Gwinnett County Police DepartmentJohn Martin Hill.
  • John Martin Hill, 35, was arrested by Tennessee authorities on suspicion of scamming a Georgia woman out of $US80,000.
  • The police in Georgia said Hill met the woman on Match.com and quickly convinced her that they were in love and should move in together. She gave him money to purchase a house and buy furniture, according to the police.
  • Thousands of people across the US are targeted by romance scams each year.
  • Visit INSIDER’s homepage for more stories.

She thought it was love at first.

A Georgia woman living in Alpharetta found a man on Match.com in March and, during what she thought was their whirlwind romance, he convinced her that he was a millionaire and that they were in love. Within a week, the two agreed to get married and move in together.
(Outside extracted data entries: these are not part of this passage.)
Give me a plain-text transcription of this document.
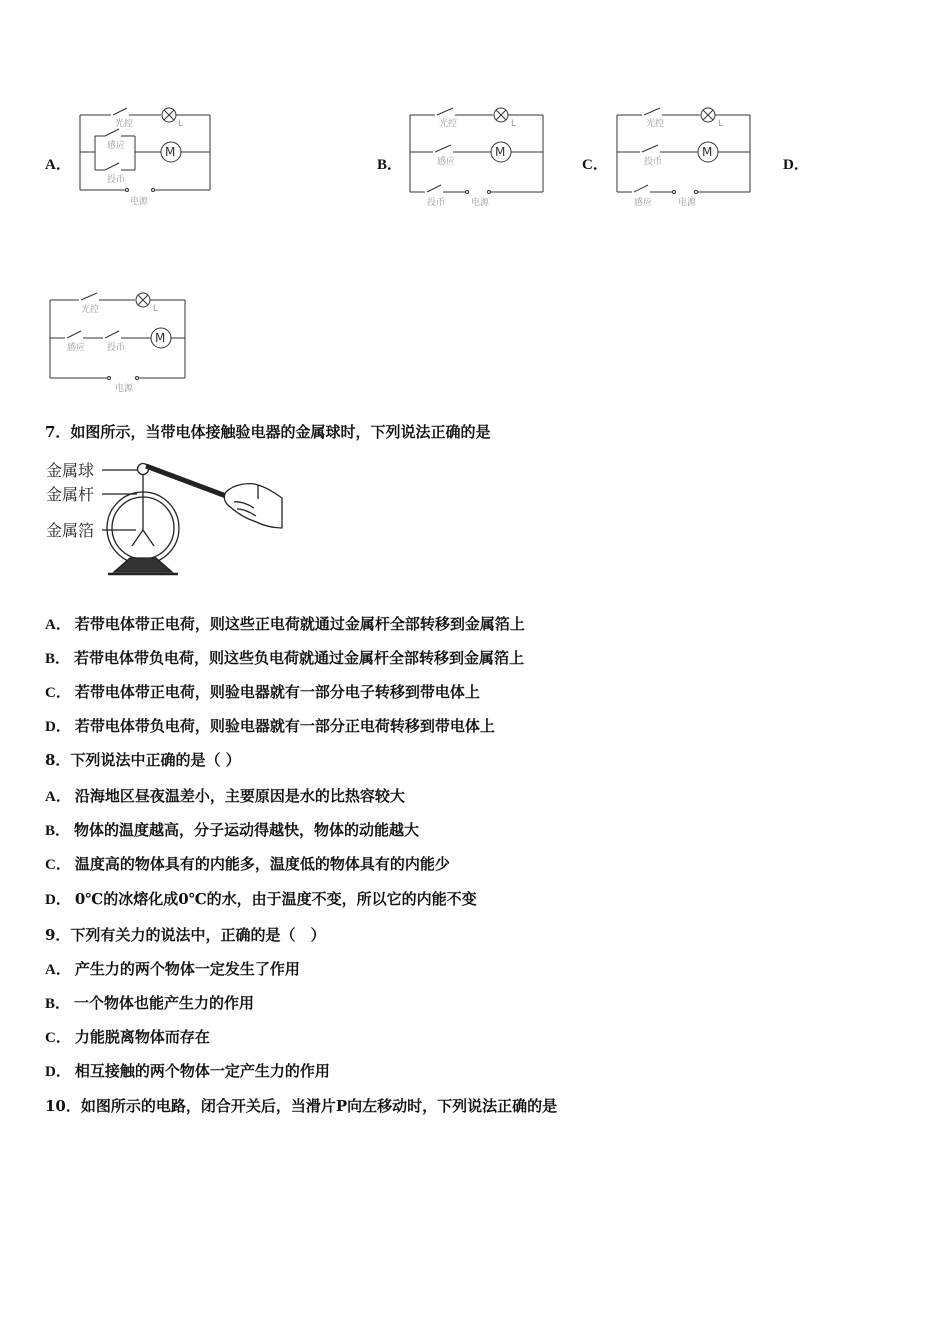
A．
M
L
光控
感应
投币
电源
B．
M
L
光控
感应
投币	电源
C．
M
L
光控
投币
感应	电源
D．
M
L
光控
感应 投币
电源
7．如图所示，当带电体接触验电器的金属球时，下列说法正确的是
金属球
金属杆
金属箔
A． 若带电体带正电荷，则这些正电荷就通过金属杆全部转移到金属箔上
B． 若带电体带负电荷，则这些负电荷就通过金属杆全部转移到金属箔上
C． 若带电体带正电荷，则验电器就有一部分电子转移到带电体上
D． 若带电体带负电荷，则验电器就有一部分正电荷转移到带电体上
8．下列说法中正确的是（ ）
A． 沿海地区昼夜温差小，主要原因是水的比热容较大
B． 物体的温度越高，分子运动得越快，物体的动能越大
C． 温度高的物体具有的内能多，温度低的物体具有的内能少
D． 0℃的冰熔化成0℃的水，由于温度不变，所以它的内能不变
9．下列有关力的说法中，正确的是（　）
A． 产生力的两个物体一定发生了作用
B． 一个物体也能产生力的作用
C． 力能脱离物体而存在
D． 相互接触的两个物体一定产生力的作用
10．如图所示的电路，闭合开关后，当滑片P向左移动时，下列说法正确的是
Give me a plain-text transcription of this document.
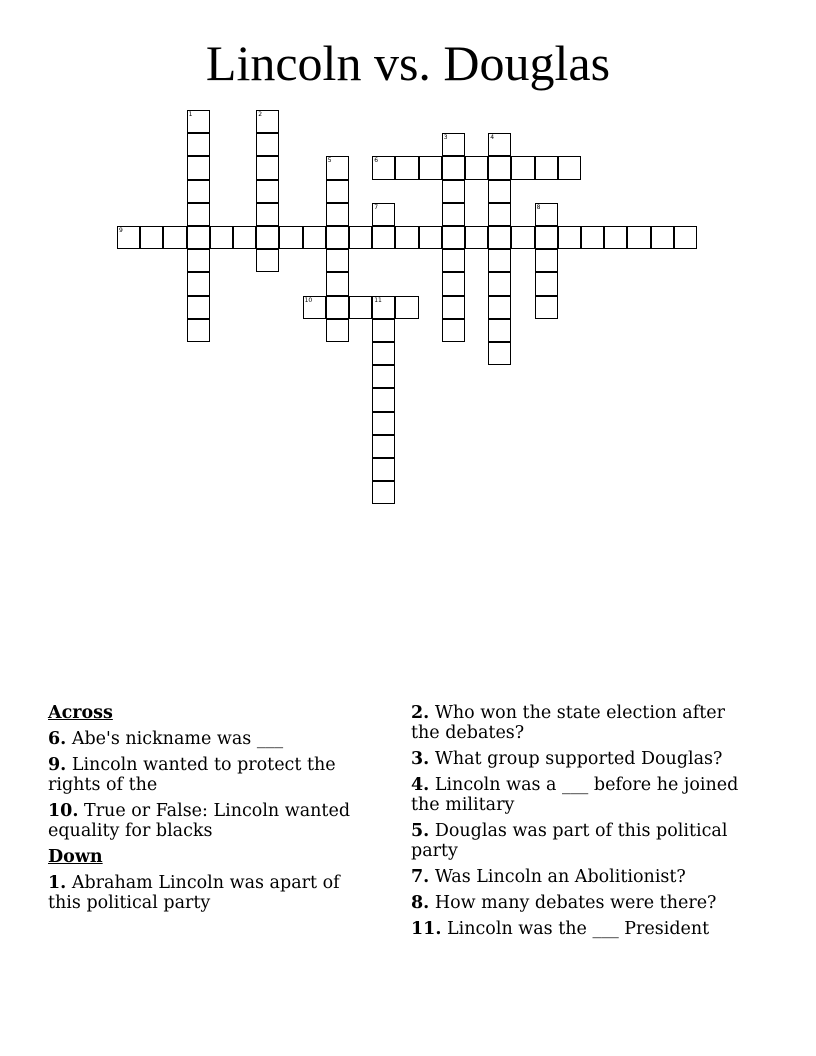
Lincoln vs. Douglas
1	2
3	4
5	6
7	8
9
10	11
Across
6. Abe's nickname was ___
9. Lincoln wanted to protect the rights of the
10. True or False: Lincoln wanted equality for blacks
Down
1. Abraham Lincoln was apart of this political party
2. Who won the state election after the debates?
3. What group supported Douglas?
4. Lincoln was a ___ before he joined the military
5. Douglas was part of this political party
7. Was Lincoln an Abolitionist?
8. How many debates were there?
11. Lincoln was the ___ President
That’s according to the police in Georgia following the arrest of the man, identified as John Martin Hill, 35, on suspicion of scamming the woman out of $US80,000 she thought was going toward a house and furniture.

“Following the exchange of money, the suspect ceased all contact,” a representative for the Gwinnett County Police Department in Georgia told INSIDER in a statement.

Hill was arrested Wednesday in Tennessee, according to authorities, and other women have since come forward claiming to have also been in relationships with him. In a statement describing Hill’s arrest, the Franklin Police Department in Tennessee said Hill tried to escape “by darting into a hotel conference room and hiding under a table.” He is being held on a $US500,000 bond.

While investigating the case, authorities discovered that Hill lived with another woman and a child in Duluth, Georgia. The Gwinnett police said he had changed his name at least five times in the past 2 1/2 years and was suspected of engaging in similar schemes in Virginia, Delaware, Maryland, and New Jersey.

Thousands of people across the US are targeted by romance scams each year, according to the Federal Trade Commission. While 8,500 people reported romance scams in 2015, costing victims about $US33 million, that number jumped to more than 21,000 reported scams in 2018, with $US143 million in losses.

The agency noted that people ages 40 to 69 reported falling for romance scams at the highest rates, while people over 70 reported the highest individual median losses at $US10,000.

“By sharing this story, it is our hope that he is not able to victimize any other women using this scam,” the Gwinnett County Police Department said. “These types of con men are very good at manipulating their victims. They tend to say everything that a woman wants to hear.”